The house is arranged on a T-plan with the main range running roughly east-west and a north-south crosswing at the eastern end. This represents a complex evolution from medieval times. The main range comprises three rooms with a through passage, two rooms to the left and one to the right of the passage. The core is a medieval open hall house, apparently with two open hearths, an unusual feature that makes it difficult to establish the original lower end. Smoke-blackened roof timbers extending over the room to the left of the passage suggest this may have been the higher end of the medieval house. The medieval roof also extended over the room to the right, now heated by an axial stack that truncates the sooted timbers. The house was presumably floored in the early 17th century when stacks were added. Later in the 17th century, a north-south two-room crosswing was likely added at the eastern end as a parlour wing. The two-storey porch to the through passage is also a 17th-century addition. In the early 20th century, a brick rear addition brought the rear of the main range flush with the rear end wall of the wing, and contains the present main stair.
Externally, the building displays two storeys with an asymmetrical front elevation of four windows and two windows in the crosswing, with a gabled two-storey porch to the through passage. The outer porch door has a richly moulded wooden frame with a double ovolo on the inside and a single ovolo on the exterior. The inner doorway has an ovolo-moulded frame with urn stops and a timber door with studs. A two-light casement in the porch gable has square leaded panes.
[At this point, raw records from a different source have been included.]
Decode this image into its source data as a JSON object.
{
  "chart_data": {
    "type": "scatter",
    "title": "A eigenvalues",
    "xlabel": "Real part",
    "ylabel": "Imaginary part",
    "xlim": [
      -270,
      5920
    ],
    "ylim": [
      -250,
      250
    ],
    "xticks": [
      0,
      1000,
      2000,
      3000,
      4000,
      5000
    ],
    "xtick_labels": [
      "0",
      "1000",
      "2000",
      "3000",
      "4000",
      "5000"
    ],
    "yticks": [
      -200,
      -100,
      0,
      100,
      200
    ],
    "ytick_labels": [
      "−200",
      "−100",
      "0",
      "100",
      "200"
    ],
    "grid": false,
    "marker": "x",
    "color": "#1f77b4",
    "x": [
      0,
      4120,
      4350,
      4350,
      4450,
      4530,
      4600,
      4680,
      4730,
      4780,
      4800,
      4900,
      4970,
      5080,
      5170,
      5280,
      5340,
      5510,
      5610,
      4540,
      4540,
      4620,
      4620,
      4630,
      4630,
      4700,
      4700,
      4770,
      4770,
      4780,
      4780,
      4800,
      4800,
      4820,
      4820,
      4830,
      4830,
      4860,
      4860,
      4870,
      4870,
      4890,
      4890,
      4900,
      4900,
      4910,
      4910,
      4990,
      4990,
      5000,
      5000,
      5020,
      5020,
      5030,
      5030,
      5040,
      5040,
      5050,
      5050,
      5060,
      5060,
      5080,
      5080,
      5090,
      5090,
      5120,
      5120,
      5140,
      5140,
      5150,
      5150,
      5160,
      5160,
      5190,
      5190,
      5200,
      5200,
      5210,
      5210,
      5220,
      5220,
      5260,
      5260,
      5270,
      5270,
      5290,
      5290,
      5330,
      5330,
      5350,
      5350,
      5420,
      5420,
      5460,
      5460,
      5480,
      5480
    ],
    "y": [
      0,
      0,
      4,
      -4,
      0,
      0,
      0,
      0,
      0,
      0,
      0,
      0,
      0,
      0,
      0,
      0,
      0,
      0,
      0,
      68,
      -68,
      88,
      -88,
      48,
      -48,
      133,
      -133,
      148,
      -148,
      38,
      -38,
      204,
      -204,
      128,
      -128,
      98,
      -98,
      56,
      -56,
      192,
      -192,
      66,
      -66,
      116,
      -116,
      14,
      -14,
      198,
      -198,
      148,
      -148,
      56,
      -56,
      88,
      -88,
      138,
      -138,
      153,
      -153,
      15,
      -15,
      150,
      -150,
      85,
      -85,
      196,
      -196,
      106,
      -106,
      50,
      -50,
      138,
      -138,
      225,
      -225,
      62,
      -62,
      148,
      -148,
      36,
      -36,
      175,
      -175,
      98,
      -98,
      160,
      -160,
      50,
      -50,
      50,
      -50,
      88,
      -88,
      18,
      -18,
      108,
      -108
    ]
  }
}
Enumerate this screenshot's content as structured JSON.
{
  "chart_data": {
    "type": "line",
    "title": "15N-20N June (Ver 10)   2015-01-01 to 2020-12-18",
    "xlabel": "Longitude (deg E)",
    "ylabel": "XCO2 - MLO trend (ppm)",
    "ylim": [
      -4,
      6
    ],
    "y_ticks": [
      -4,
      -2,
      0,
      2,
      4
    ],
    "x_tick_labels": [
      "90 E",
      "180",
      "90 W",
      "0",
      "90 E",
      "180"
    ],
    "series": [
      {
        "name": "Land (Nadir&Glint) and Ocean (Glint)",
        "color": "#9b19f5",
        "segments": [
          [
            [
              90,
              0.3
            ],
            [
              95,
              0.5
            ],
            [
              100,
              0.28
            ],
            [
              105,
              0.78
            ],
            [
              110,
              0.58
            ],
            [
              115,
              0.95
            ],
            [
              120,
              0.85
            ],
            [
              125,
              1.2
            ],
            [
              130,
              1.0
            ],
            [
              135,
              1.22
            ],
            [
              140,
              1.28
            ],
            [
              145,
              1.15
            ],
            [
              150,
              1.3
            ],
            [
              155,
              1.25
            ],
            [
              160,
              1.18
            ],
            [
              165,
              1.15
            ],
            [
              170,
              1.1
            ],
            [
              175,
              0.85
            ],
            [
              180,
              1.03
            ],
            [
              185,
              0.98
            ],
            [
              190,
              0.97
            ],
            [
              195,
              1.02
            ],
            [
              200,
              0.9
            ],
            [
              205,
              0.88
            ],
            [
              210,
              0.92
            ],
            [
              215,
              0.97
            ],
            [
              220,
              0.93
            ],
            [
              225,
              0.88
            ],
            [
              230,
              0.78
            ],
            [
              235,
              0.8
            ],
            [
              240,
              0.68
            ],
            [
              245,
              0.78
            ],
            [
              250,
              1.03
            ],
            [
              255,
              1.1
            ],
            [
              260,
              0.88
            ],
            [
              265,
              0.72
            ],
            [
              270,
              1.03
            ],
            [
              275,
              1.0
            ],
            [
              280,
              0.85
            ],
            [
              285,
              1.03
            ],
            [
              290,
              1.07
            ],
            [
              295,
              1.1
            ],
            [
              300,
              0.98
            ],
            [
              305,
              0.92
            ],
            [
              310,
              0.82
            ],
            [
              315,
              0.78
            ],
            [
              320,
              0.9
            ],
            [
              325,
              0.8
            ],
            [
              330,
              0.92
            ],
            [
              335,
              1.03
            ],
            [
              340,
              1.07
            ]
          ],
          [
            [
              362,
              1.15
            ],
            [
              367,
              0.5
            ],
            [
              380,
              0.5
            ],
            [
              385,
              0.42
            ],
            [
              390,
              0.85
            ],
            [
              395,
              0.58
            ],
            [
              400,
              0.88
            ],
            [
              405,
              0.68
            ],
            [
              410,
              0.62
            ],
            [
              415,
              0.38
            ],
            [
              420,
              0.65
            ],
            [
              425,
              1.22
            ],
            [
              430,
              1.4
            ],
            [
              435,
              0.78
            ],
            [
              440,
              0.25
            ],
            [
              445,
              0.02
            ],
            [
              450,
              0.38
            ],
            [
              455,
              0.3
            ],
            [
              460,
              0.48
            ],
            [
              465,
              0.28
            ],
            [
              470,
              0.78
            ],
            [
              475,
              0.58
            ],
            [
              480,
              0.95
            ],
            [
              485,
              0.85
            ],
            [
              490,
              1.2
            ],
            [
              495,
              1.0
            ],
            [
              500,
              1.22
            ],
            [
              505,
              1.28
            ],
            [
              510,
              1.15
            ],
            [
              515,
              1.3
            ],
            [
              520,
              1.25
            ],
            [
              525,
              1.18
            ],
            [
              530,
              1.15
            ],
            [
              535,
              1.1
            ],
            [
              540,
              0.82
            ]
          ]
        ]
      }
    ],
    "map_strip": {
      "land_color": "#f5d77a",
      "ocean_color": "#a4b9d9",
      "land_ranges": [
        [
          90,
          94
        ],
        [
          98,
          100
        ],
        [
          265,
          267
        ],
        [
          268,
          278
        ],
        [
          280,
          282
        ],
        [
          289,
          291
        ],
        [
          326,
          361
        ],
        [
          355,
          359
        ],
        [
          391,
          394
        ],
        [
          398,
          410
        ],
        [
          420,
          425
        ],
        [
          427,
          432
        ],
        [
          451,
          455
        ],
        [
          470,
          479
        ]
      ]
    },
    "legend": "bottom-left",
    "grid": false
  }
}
The windows in the front of the wing are 20th-century with metal frames and square leaded panes. Other windows are of various designs and sizes, including several probably 18th-century three-light casements with square leaded panes, a probably 18th-century sliding sash on the first floor to the right of the porch, and timber sashes and casements with glazing bars. The east elevation has several sliding sashes. The left return of the main range has a moulded thatched bread oven.
Inside, the room to the right of the passage is paved with 18th-century black and white stone slabs and has a partly blocked massive 17th-century fireplace with a chamfered 17th-century lintel and local volcanic stone jambs with pyramid stops. The rear of the stack, backing on to the passage, is fine ashlar masonry of local volcanic trap. The room to the left of the passage, heated from a lateral stack, has a small probably rebuilt fireplace with stone jambs and a timber lintel. A chamfered axial beam with run-out stops rests on a shoulder-headed post against the plank and muntin passage screen, which has chamfered muntins and a shoulder-headed doorway into the passage. The left hand room of the range has a plastered-over cross beam and a large 17th-century kitchen fireplace of volcanic stone with a bread oven and chamfered lintel with scroll stops. The east crosswing has been repartitioned; the southern room has a fine fireplace with moulded volcanic stone jambs with cushion stops and an ovolo-moulded oak lintel.
The roof is smoke-blackened side-pegged jointed cruck construction with a butt-ridge, two tiers of purlins, and some sooted thatch. A large-framed partition above the passage/service screen is smoke-blackened on both sides, indicating two open hearths. The roof over the present hall is of x-apex pegged construction and may be an 18th-century replacement with a higher roofline than its medieval predecessor. The eastern wing has pegged collar-rafter roof trusses with two sets of threaded purlins and a diagonally-set ridge. The principals rest awkwardly on very short jointed cruck posts which may be re-used.
Dunsaller is documented in 1238 as Dunneshalre. It is a substantial evolved house of late medieval origins.